The feedback-period result was weaker and more heterogeneous than the pre-feedback reward-history pattern.

Recent Rewards Also Tracked Faster Reaction Times

The behavioral result matched the neural direction. Patients responded faster after a positive previous outcome than after neutral or negative previous outcomes.

Median reaction time was 0.916 seconds after +$10 feedback, compared with 1.017 seconds after $0 or -$10 feedback. That difference was significant in a Wilcoxon rank-sum test, with p = 0.0175.

Researchers also tested whether expectation-period firing itself related to the next reaction time. The mixed model estimated a negative association, meaning higher firing tended to predict faster responses, with p = 0.0458 when block type was included.

That association should be read carefully. When block type was removed, the p value rose to 0.0529, and the model did not fully remove possible residual influence from prior reward.

The result still supports a plausible link between dopamine activity and response vigor, but it is not a large standalone behavioral proof.

1. Choice behavior: Patients’ choices fit either a high-learning-rate Rescorla-Wagner model or a win-stay/lose-shift strategy.
2. Neural timing: The clearest firing difference appeared before the next outcome, not mainly after feedback.
3. Behavioral timing: Positive prior outcomes were followed by faster next choices.

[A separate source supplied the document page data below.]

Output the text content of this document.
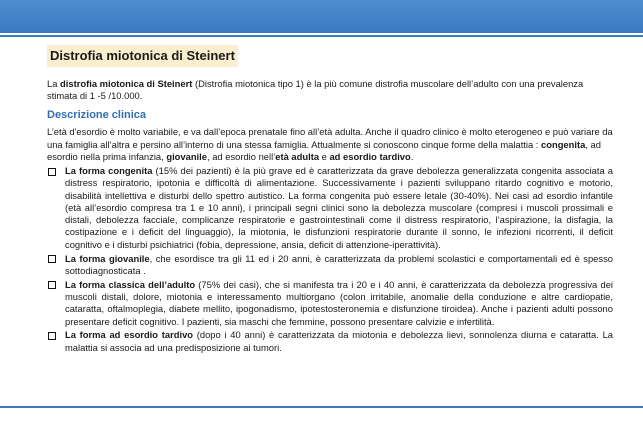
Distrofia miotonica di Steinert

La distrofia miotonica di Steinert (Distrofia miotonica tipo 1) è la più comune distrofia muscolare dell’adulto con una prevalenza stimata di 1 -5 /10.000.

Descrizione clinica

L’età d'esordio è molto variabile, e va dall’epoca prenatale fino all’età adulta. Anche il quadro clinico è molto eterogeneo e può variare da una famiglia all’altra e persino all’interno di una stessa famiglia. Attualmente si conoscono cinque forme della malattia : congenita, ad esordio nella prima infanzia, giovanile, ad esordio nell’età adulta e ad esordio tardivo.

La forma congenita (15% dei pazienti) è la più grave ed è caratterizzata da grave debolezza generalizzata congenita associata a distress respiratorio, ipotonia e difficoltà di alimentazione. Successivamente i pazienti sviluppano ritardo cognitivo e motorio, disabilità intellettiva e disturbi dello spettro autistico. La forma congenita può essere letale (30-40%). Nei casi ad esordio infantile (età all’esordio compresa tra 1 e 10 anni), i principali segni clinici sono la debolezza muscolare (compresi i muscoli prossimali e distali, debolezza facciale, complicanze respiratorie e gastrointestinali come il distress respiratorio, l’aspirazione, la disfagia, la costipazione e i deficit del linguaggio), la miotonia, le disfunzioni respiratorie durante il sonno, le infezioni ricorrenti, il deficit cognitivo e i disturbi psichiatrici (fobia, depressione, ansia, deficit di attenzione-iperattività).
La forma giovanile, che esordisce tra gli 11 ed i 20 anni, è caratterizzata da problemi scolastici e comportamentali ed è spesso sottodiagnosticata .
La forma classica dell’adulto (75% dei casi), che si manifesta tra i 20 e i 40 anni, è caratterizzata da debolezza progressiva dei muscoli distali, dolore, miotonia e interessamento multiorgano (colon irritabile, anomalie della conduzione e altre cardiopatie, cataratta, oftalmoplegia, diabete mellito, ipogonadismo, ipotestosteronemia e disfunzione tiroidea). Anche i pazienti adulti possono presentare deficit cognitivo. I pazienti, sia maschi che femmine, possono presentare calvizie e infertilità.
La forma ad esordio tardivo (dopo i 40 anni) è caratterizzata da miotonia e debolezza lievi, sonnolenza diurna e cataratta. La malattia si associa ad una predisposizione ai tumori.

The Study Points to Reward History, Not a Full Dopamine Rule

The paper’s useful contribution is direct human access. Human dopamine-neuron recordings are rare because they usually require a clinical neurosurgical setting.

In this setting, recent reward history appeared to shape sustained firing before the next result. That could provide a short-term baseline for evaluating the next outcome, which is part of how reward-prediction-error computations are usually framed.

The finding also fits the broader idea that dopamine activity is related to motivational vigor, or the speed and energy with which a person acts when reward expectations are favorable.

Still, the result should not be overstated. These were recordings from Parkinson’s patients during surgery, not healthy volunteers in a standard laboratory task.

Parkinson’s disease affects dopaminergic systems, and the operating-room task had to be brief.

• Small sample: The paper analyzed 27 neurons, not hundreds or thousands of cells.
• Clinical context: All participants had Parkinson’s disease and were undergoing DBS surgery.
• Cell identity limit: Dopamine-neuron classification used firing rate and waveform width, not direct neurochemical confirmation.
• Task limit: The short intraoperative task may have emphasized recent outcomes more than gradual learning.

Human Dopamine Studies Need This Kind of Cautious Detail

This study is valuable because it shows reward-history patterns in individual human substantia nigra recordings, a level of evidence that is hard to obtain in living people.

The strongest interpretation is specific: in a small Parkinson’s DBS sample, putative dopamine-neuron firing during the expectation period was higher after a positive previous outcome, and positive previous outcomes were followed by faster responses.

That does not prove how healthy dopamine neurons encode every form of reward expectation. It gives researchers concrete human data to compare against animal work, computational models, positron emission tomography (PET) studies, and future intraoperative recordings.